As housing affordability plummets and rents rise, putting more families with low incomes at risk of losing their homes, some cities are working to take advantage of unused properties. But there often is a mismatch between the location and condition of vacant homes and where they are most needed: Those in Appalachia might be run-down and in no shape for rehabilitation. Vacant homes in luxurious locales from New Orleans to New England are the second homes of the nation’s elite.

And Americans living in motels, in their cars or on the streets often aren’t in the same states — or even the same time zones — as the vacant houses that could be repaired and offered as shelter.

“In most of the country, the vacant housing issue is one of blight, and it’s not entirely practical to simply give it to the homeless,” said Darrell Owens, a policy analyst for California YIMBY, a Sacramento-based group advocating more market-rate housing to counteract shortages. “Detroit has long-term vacant housing, but it’s not logical or ethical to move people from California to Detroit and say, ‘Here’s your allocated run-down house. Go take it.’ ”

Homes used for vacations by the wealthy, meanwhile, are a sign of extreme income inequality alongside homeless populations in places such as New Orleans.


“I walk through my neighborhood and see a ton of houses that are just owned by wealthy people from out of state, the pied-à-terres. These residents come in and use them once a year for Mardi Gras,” said Nathan Robinson, a sociologist and founder of Current Affairs magazine, in a transcribed interview for the magazine in October.

“I have to say, that gets under my skin. It really does, especially when I see this huge homeless population,” he continued.
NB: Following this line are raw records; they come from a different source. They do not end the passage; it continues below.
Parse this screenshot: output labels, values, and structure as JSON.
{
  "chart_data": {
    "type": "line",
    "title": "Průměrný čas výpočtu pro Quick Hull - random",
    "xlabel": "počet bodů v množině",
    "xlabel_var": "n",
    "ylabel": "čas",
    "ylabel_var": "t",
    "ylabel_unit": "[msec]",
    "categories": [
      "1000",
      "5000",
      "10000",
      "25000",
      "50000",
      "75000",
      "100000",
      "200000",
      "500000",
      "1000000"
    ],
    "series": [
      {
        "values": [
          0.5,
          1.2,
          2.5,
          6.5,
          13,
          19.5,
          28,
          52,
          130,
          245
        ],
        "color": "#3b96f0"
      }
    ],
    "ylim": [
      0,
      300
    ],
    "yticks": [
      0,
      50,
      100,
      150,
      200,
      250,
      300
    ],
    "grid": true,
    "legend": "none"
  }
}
In popular areas priced out of reach for service workers, vacant units can be key to keeping them from falling into homelessness.

In Los Angeles, where new apartments can easily rent for more $5,000 a month, vacant apartments could become a crucial lifeline for families with low incomes, said Susie Shannon, policy director for Housing Is a Human Right, a housing advocacy division of AIDS Healthcare Foundation.